Praise be! In spite of Mozilla and all the rest, opposition to government (liberal) takeover is succeeding.  Jerome Corgi writing at Infowars.com  — excerpt:

FCC to Free Internet from Obama’s “Net Neutrality” Rules 
Soros’ pro-censorship coalition floods FCC with “bot-generated” campaign to keep Obama “Net Neutrality” rules   . . .

A study by Washington, D.C. information specialist Emprata demonstrated that more than 7.5 million comments opposing the repeal of “Net Neutrality” rules – the largest percentage of comments on any FCC topic, fully 36 percent of all FCC comments – “appear to have been generated by self-described” and “disposable” email domains attributed to FakeMailGenerator.com and with nearly identical language.”

Adjusting the 13 million total comments who opposed repealing “Net Neutrality” rules for “Bot-generated” fake comments, Emprata found the legitimate comments supporting Pai’s move to repeal “Net Neutrality” beat the legitimate comments wanting to keep the Obama-era rules by 61 percent favoring the repeal of Title II Internet governance, versus 38 percent wanting to maintain the “Net Neutrality” rules that would retain Title II governance of the Internet as a telecommunications utility.

Among the 7.5 million unverifiable comments in support of the Obama rules, an unusually large number, 1.72 million, were attributed to foreign addresses that Emprata could not verify, with the vast majority of those comments (99.4 percent) opposed to repealing Title II.
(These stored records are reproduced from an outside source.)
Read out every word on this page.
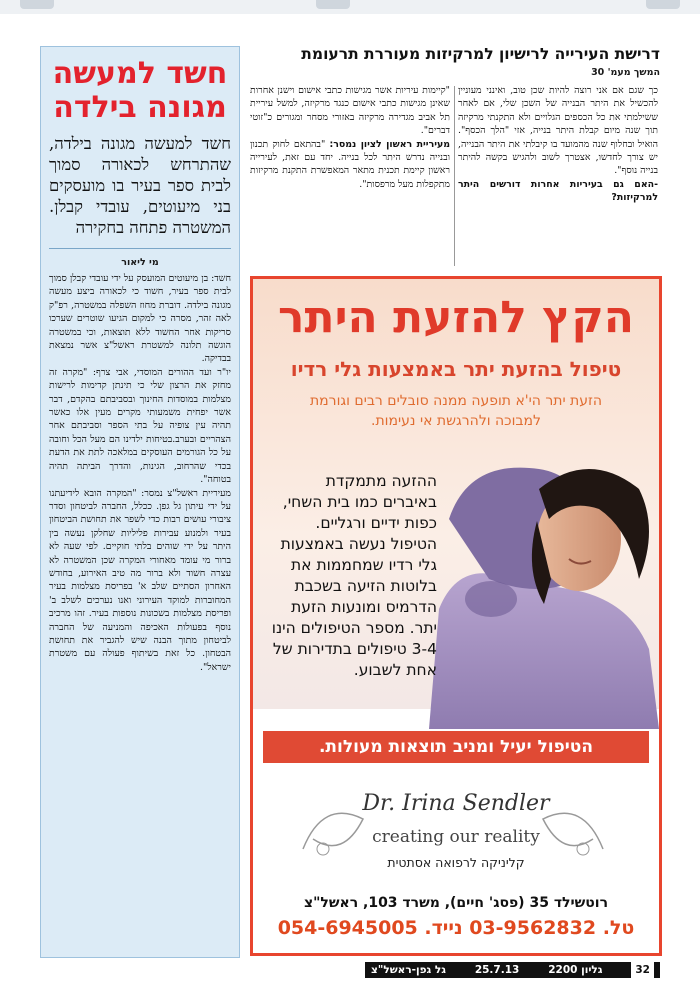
חשד למעשה מגונה בילדה
חשד למעשה מגונה בילדה, שהתרחש לכאורה סמוך לבית ספר בעיר בו מועסקים בני מיעוטים, עובדי קבלן. המשטרה פתחה בחקירה
מי ליאור

חשד: בן מיעוטים המועסק על ידי עובדי קבלן סמוך לבית ספר בעיר, חשוד כי לכאורה ביצע מעשה מגונה בילדה. דוברת מחוז השפלה במשטרה, רפ"ק לאה זהר, מסרה כי למקום הגיעו שוטרים שערכו סריקות אחר החשוד ללא תוצאות, וכי במשטרה הוגשה תלונה למשטרת ראשל"צ אשר נמצאת בבדיקה.

יו"ר ועד ההורים המוסדי, אבי צרף: "מקרה זה מחזק את הרצון שלי כי תינתן קדימות לרישות מצלמות במוסדות החינוך ובסביבתם בהקדם, דבר אשר יפחית משמעותי מקרים מעין אלו כאשר תהיה עין צופיה על בתי הספר וסביבתם אחר הצהריים ובערב.בטיחות ילדינו הם מעל הכל וחובה על כל הגורמים העוסקים במלאכה לתת את הדעת בכדי שהרחוב, הגינות, והדרך הביתה תהיה בטוחה".

מעיריית ראשל"צ נמסר: "המקרה הובא לידיעתנו על ידי עיתון גל גפן. ככלל, החברה לביטחון וסדר ציבורי עושים רבות כדי לשפר את תחושת הביטחון בעיר ולמנוע עבירות פליליות שחלקן נעשה בין היתר על ידי שוהים בלתי חוקיים. לפי שעה לא ברור מי עומד מאחורי המקרה שכן המשטרה לא עצרה חשוד ולא ברור מה טיב האירוע, בחודש האחרון הסתיים שלב א' בפריסת מצלמות בעיר המחוברות למוקד העירוני ואנו נערכים לשלב ב' ופריסת מצלמות בשכונות נוספות בעיר. זהו מרכיב נוסף בפעולות האכיפה והמניעה של החברה לביטחון מתוך הבנה שיש להגביר את תחושת הבטחון. כל זאת בשיתוף פעולה עם משטרת ישראל".

דרישת העירייה לרישיון למרקיזות מעוררת תרעומת
המשך מעמ' 30
כך שגם אם אני רוצה להיות שכן טוב, ואינני מעוניין להכשיל את היתר הבנייה של השכן שלי, אם לאחר ששילמתי את כל הכספים הגלויים ולא התקנתי מרקיזה תוך שנה מיום קבלת היתר בנייה, אזי "הלך הכסף". הואיל ובחלוף שנה מהמועד בו קיבלתי את היתר הבנייה, יש צורך לחדשו, אצטרך לשוב ולהגיש בקשה להיתר בנייה נוסף".
-האם גם בעיריות אחרות דורשים היתר למרקיזות?
"קיימות עיריות אשר מגישות כתבי אישום וישנן אחרות שאינן מגישות כתבי אישום כנגד מרקיזה, למשל עיריית תל אביב מגדירה מרקיזה באזורי מסחר ומגורים כ"זוטי דברים".
מעיריית ראשון לציון נמסר: "בהתאם לחוק תכנון ובנייה נדרש היתר לכל בנייה. יחד עם זאת, לעירייה ראשון קיימת תכנית מתאר המאפשרת התקנת מרקיזות מתקפלות מעל מרפסות".
הקץ להזעת היתר
טיפול בהזעת יתר באמצעות גלי רדיו
הזעת יתר הי'א תופעה ממנה סובלים רבים וגורמת
למבוכה ולהרגשת אי נעימות.
ההזעה מתמקדת באיברים כמו בית השחי, כפות ידיים ורגליים. הטיפול נעשה באמצעות גלי רדיו שמחממות את בלוטות הזיעה בשכבת הדרמיס ומונעות הזעת יתר. מספר הטיפולים הינו 3-4 טיפולים בתדירות של אחת לשבוע.
הטיפול יעיל ומניב תוצאות מעולות.
Dr. Irina Sendler
creating our reality
קליניקה לרפואה אסתטית
רוטשילד 35 (פסג' חיים), משרד 103, ראשל"צ
טל. 03-9562832 נייד. 054-6945005
32
גליון 2200
25.7.13
גל גפן-ראשל"צ
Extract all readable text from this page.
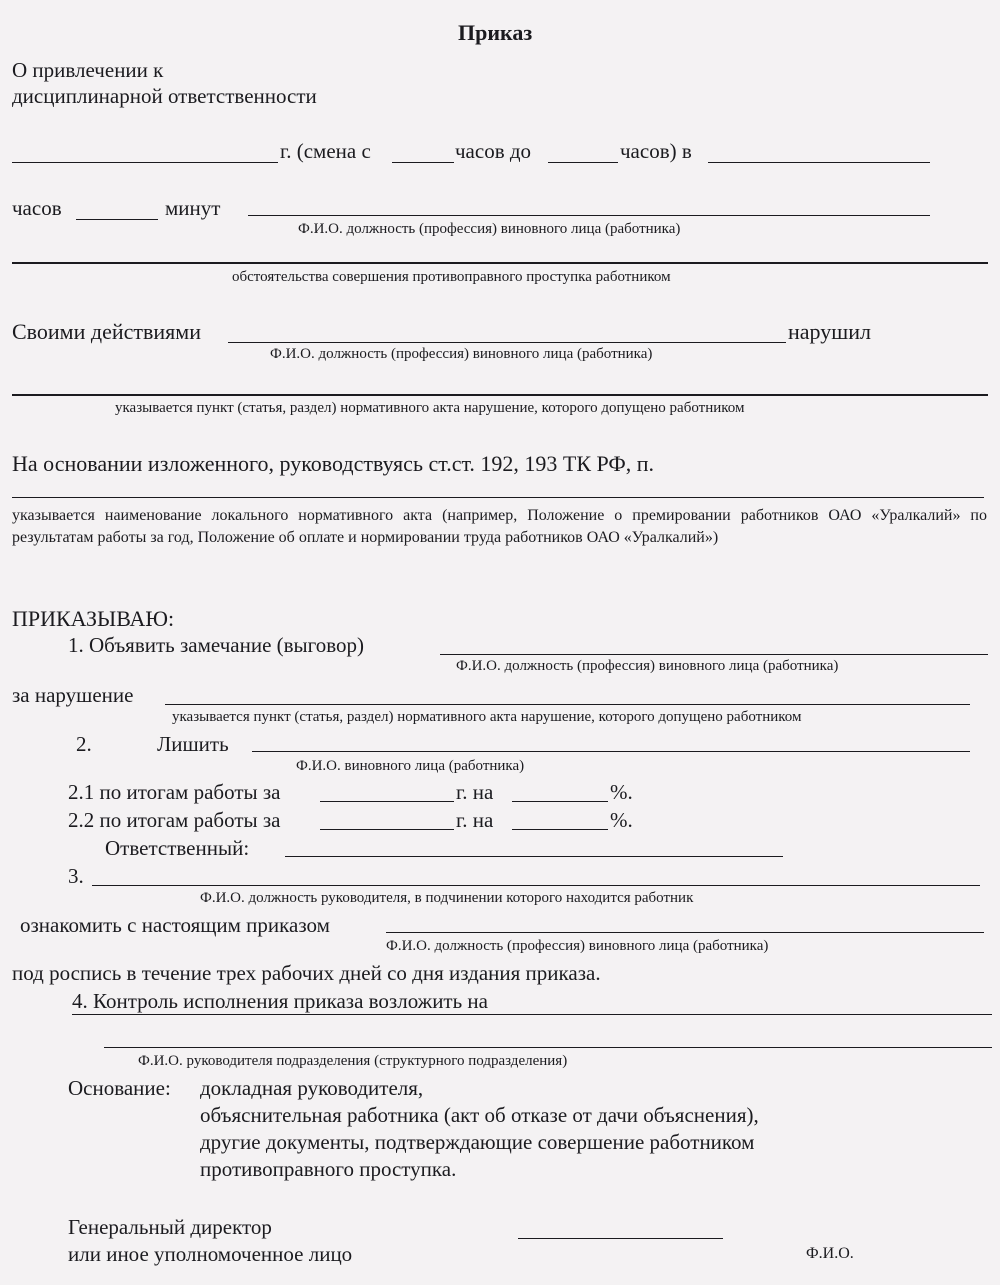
Приказ
О привлечении к
дисциплинарной ответственности
г. (смена с	часов до	часов) в
часов	минут
Ф.И.О. должность (профессия) виновного лица (работника)
обстоятельства совершения противоправного проступка работником
Своими действиями	нарушил
Ф.И.О. должность (профессия) виновного лица (работника)
указывается пункт (статья, раздел) нормативного акта нарушение, которого допущено работником
На основании изложенного, руководствуясь ст.ст. 192, 193 ТК РФ, п.
указывается наименование локального нормативного акта (например, Положение о премировании работников ОАО «Уралкалий» по результатам работы за год, Положение об оплате и нормировании труда работников ОАО «Уралкалий»)
ПРИКАЗЫВАЮ:
1. Объявить замечание (выговор)
Ф.И.О. должность (профессия) виновного лица (работника)
за нарушение
указывается пункт (статья, раздел) нормативного акта нарушение, которого допущено работником
2.	Лишить
Ф.И.О. виновного лица (работника)
2.1 по итогам работы за	г. на	%.
2.2 по итогам работы за	г. на	%.
Ответственный:
3.
Ф.И.О. должность руководителя, в подчинении которого находится работник
ознакомить с настоящим приказом
Ф.И.О. должность (профессия) виновного лица (работника)
под роспись в течение трех рабочих дней со дня издания приказа.
4. Контроль исполнения приказа возложить на
Ф.И.О. руководителя подразделения (структурного подразделения)
Основание: докладная руководителя,
объяснительная работника (акт об отказе от дачи объяснения),
другие документы, подтверждающие совершение работником
противоправного проступка.
Генеральный директор
или иное уполномоченное лицо	Ф.И.О.
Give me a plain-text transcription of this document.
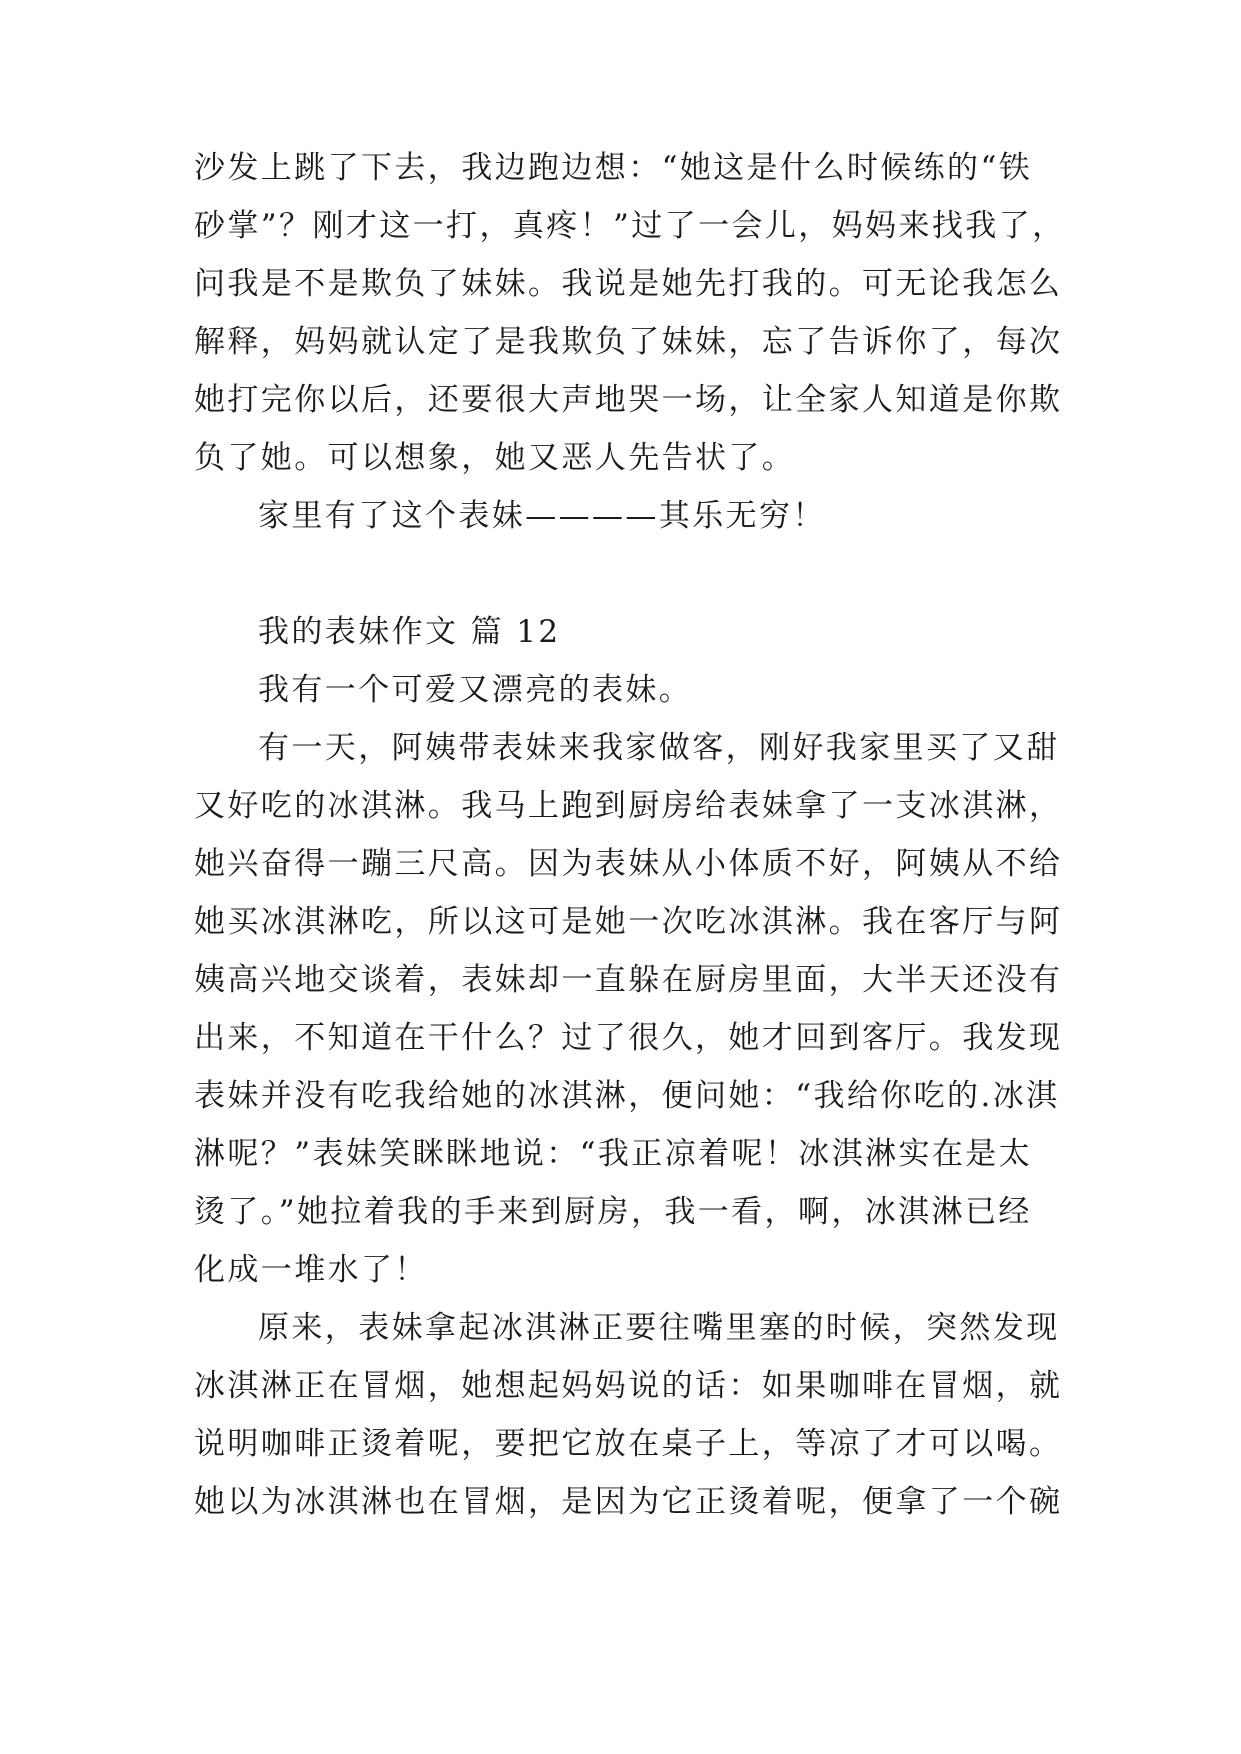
沙发上跳了下去，我边跑边想：“她这是什么时候练的“铁
砂掌”？刚才这一打，真疼！”过了一会儿，妈妈来找我了，
问我是不是欺负了妹妹。我说是她先打我的。可无论我怎么
解释，妈妈就认定了是我欺负了妹妹，忘了告诉你了，每次
她打完你以后，还要很大声地哭一场，让全家人知道是你欺
负了她。可以想象，她又恶人先告状了。
家里有了这个表妹————其乐无穷！
我的表妹作文 篇 12
我有一个可爱又漂亮的表妹。
有一天，阿姨带表妹来我家做客，刚好我家里买了又甜
又好吃的冰淇淋。我马上跑到厨房给表妹拿了一支冰淇淋，
她兴奋得一蹦三尺高。因为表妹从小体质不好，阿姨从不给
她买冰淇淋吃，所以这可是她一次吃冰淇淋。我在客厅与阿
姨高兴地交谈着，表妹却一直躲在厨房里面，大半天还没有
出来，不知道在干什么？过了很久，她才回到客厅。我发现
表妹并没有吃我给她的冰淇淋，便问她：“我给你吃的.冰淇
淋呢？”表妹笑眯眯地说：“我正凉着呢！冰淇淋实在是太
烫了。”她拉着我的手来到厨房，我一看，啊，冰淇淋已经
化成一堆水了！
原来，表妹拿起冰淇淋正要往嘴里塞的时候，突然发现
冰淇淋正在冒烟，她想起妈妈说的话：如果咖啡在冒烟，就
说明咖啡正烫着呢，要把它放在桌子上，等凉了才可以喝。
她以为冰淇淋也在冒烟，是因为它正烫着呢，便拿了一个碗
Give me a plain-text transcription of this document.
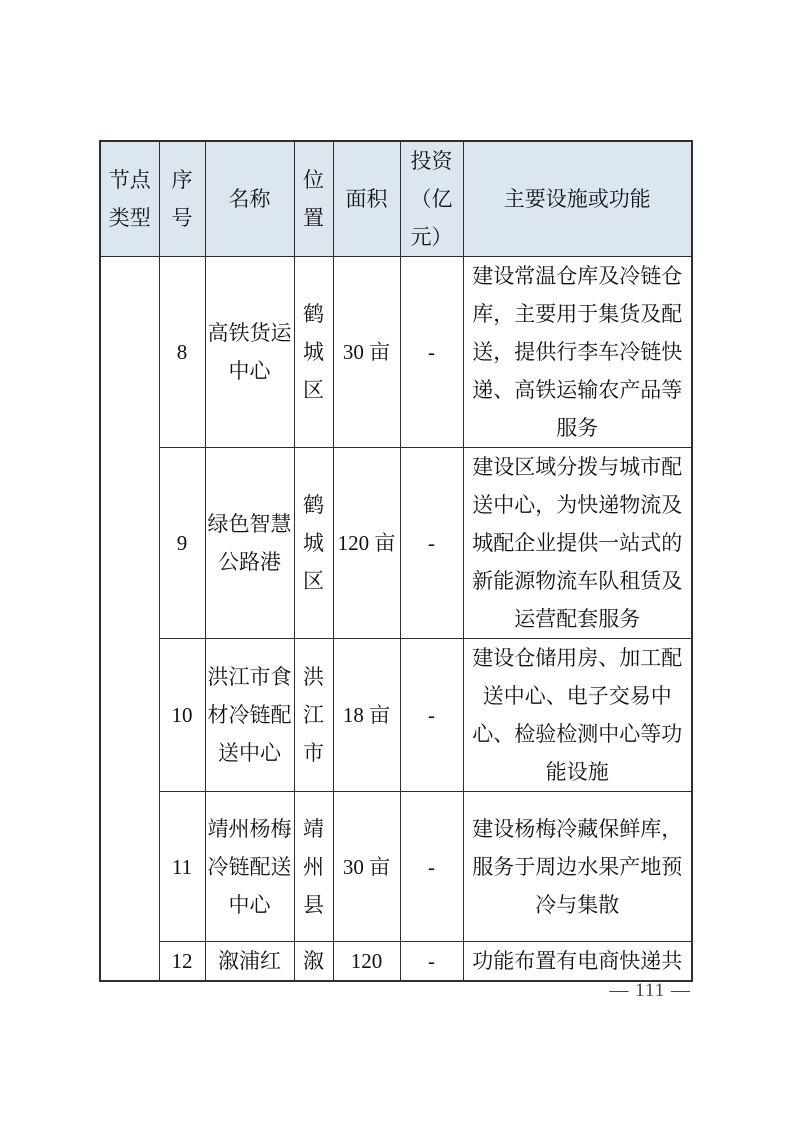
节点类型	序号	名称	位置	面积	投资（亿元）	主要设施或功能
	8	高铁货运中心	鹤城区	30 亩	-	建设常温仓库及冷链仓库，主要用于集货及配送，提供行李车冷链快递、高铁运输农产品等服务
	9	绿色智慧公路港	鹤城区	120 亩	-	建设区域分拨与城市配送中心，为快递物流及城配企业提供一站式的新能源物流车队租赁及运营配套服务
	10	洪江市食材冷链配送中心	洪江市	18 亩	-	建设仓储用房、加工配送中心、电子交易中心、检验检测中心等功能设施
	11	靖州杨梅冷链配送中心	靖州县	30 亩	-	建设杨梅冷藏保鲜库，服务于周边水果产地预冷与集散
	12	溆浦红	溆	120	-	功能布置有电商快递共
— 111 —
Emprata found the largest number of foreign comments supporting the Obama-era rules came from Russia, followed by Germany, France, India, and Canada.

Obama-era “Net Neutrality” allow Google, Facebook, Twitter censorship

Those arguing for the repeal of the Obama-era “Net Neutrality” rules argue Pai’s campaign to end Title II regulation of the Internet is a “noble cause” – a move that does not “kill net neutrality,” but rather reverses the unprecedented power grab of the Obama-era FCC in conjunction with the tech left forces in Silicon Valley, Soros’s Open Society Foundation, and the Ford Foundation.

Trump supporters backing Pai note the Internet’s growth, explosive innovation, and flow of free expression occurred free from public utility regulation.

Ironically, since the 2015 rules were put in place, instances of blocking and censoring have only occurred at a rapid pace on platforms owned by Facebook, Google, and Twitter, which all lobbied hard for the 2015 “Net Neutrality” rules, which were carefully crafted so as to not touch those companies.


Via CNBC –  Alphabet (Google’s) hand wringing crocodile tear lament

Alphabet’s Eric Schmidt: It can be ‘very difficult’ for Google’s search algorithm to understand truth

The truth is what Google makes prominent, most accessible —  funny how that mostly ends up being liberal spin. How about this Eric  — don’t list regurgitation of a wire service story i.e. the same story over and over again, giving the same story prominence pages deep, as if it were unassailable truth, or the whole truth and nothing but the truth.